Archie Sellew, owner of South Pointe Development, built this autoclaved aerated concrete (AAC) home for himself in 2001. The AAC manufacturer was Hebel in Adel, Ga., which no longer makes AAC. Sellew is so impressed by AAC as a building material that he has convinced others in his area to build homes with it. “I take a lot of comfort knowing I am sitting in a house that I don't have to worry about when a big storm is on the way. And it can't rot or get infested by termites, either, very important in this humid environment.”

Sellew is also impressed by the energy savings. “My wife keeps this place like a meat locker,” he says, “but my electric bill for this 5000-square-foot house has never been higher than $160 a month, even in the hottest part of the summer.”

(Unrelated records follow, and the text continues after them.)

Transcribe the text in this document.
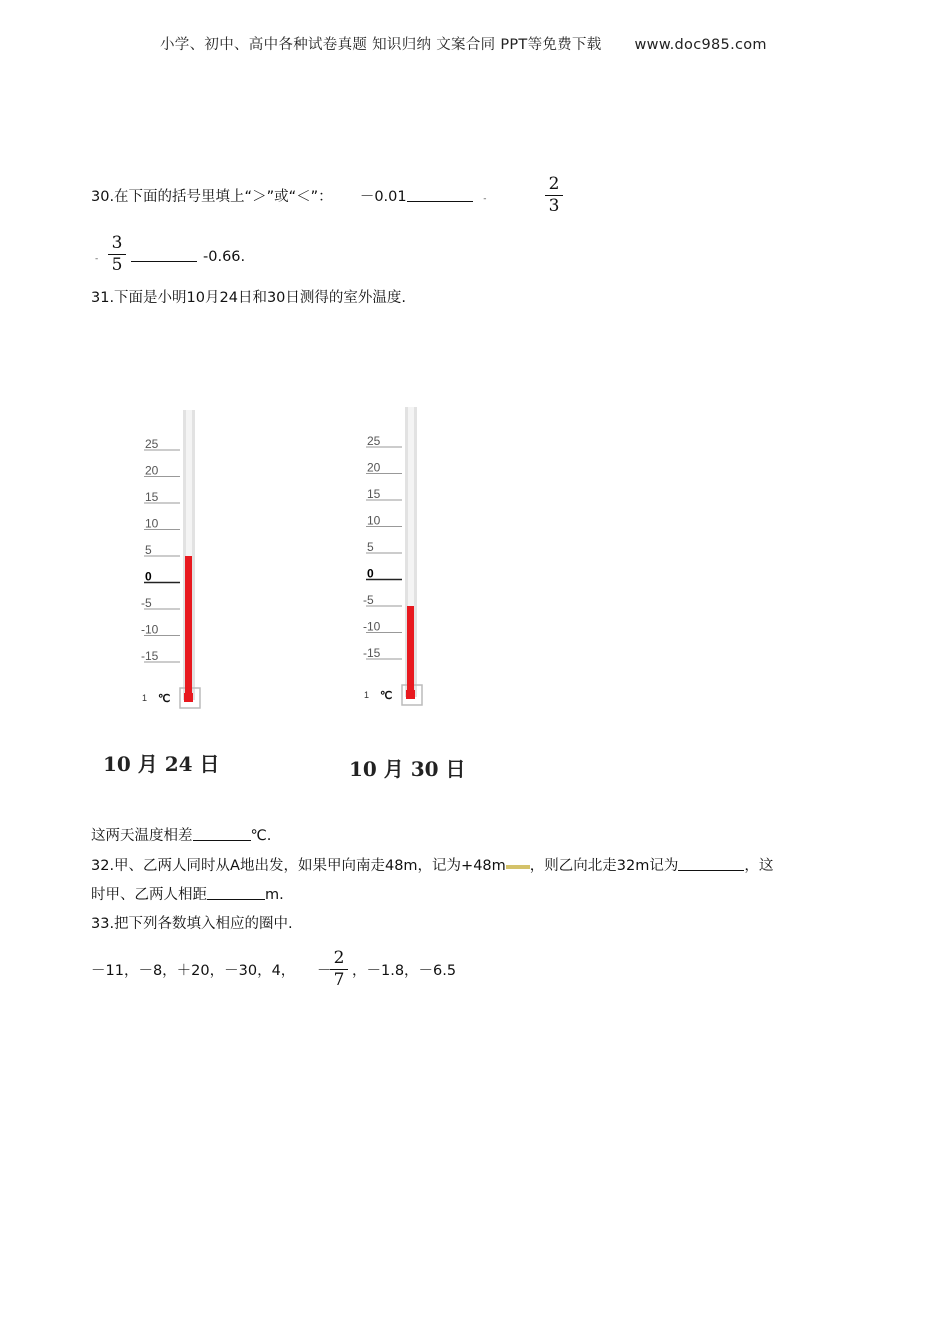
小学、初中、高中各种试卷真题 知识归纳 文案合同 PPT等免费下载 www.doc985.com
30.在下面的括号里填上“＞”或“＜”： －0.01	-
2
3
-
3
5	-0.66.
31.下面是小明10月24日和30日测得的室外温度.
25
20
15
10
5
0
-5
-10
-15
1 ℃
10 月 24 日
25
20
15
10
5
0
-5
-10
-15
1 ℃
10 月 30 日
这两天温度相差	℃.
32.甲、乙两人同时从A地出发，如果甲向南走48m，记为+48m ，则乙向北走32m记为	，这
时甲、乙两人相距	m.
33.把下列各数填入相应的圈中.
－11，－8，＋20，－30，4， －
2
7 ，－1.8，－6.5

He also enjoyed the construction process. “There's no bracing needed as you build up the walls—which saves a lot of lumber that's normally thrown away. The whole structure is stable and strong, with a bond beam at each floor level and at the roof level.” Even window and door lintels are made from reinforced AAC, although interior walls are stick built. “The lintels come pre-engineered from the factory,” said Sellew. “We just had to tell them the span and the load and they placed the steel prior to casting the lintels.”

One last advantage that Sellew particularly appreciates is that an AAC room below grade makes a good environment for a wine cellar. “It maintains a constant temperature and humidity—perfect conditions for the wine.”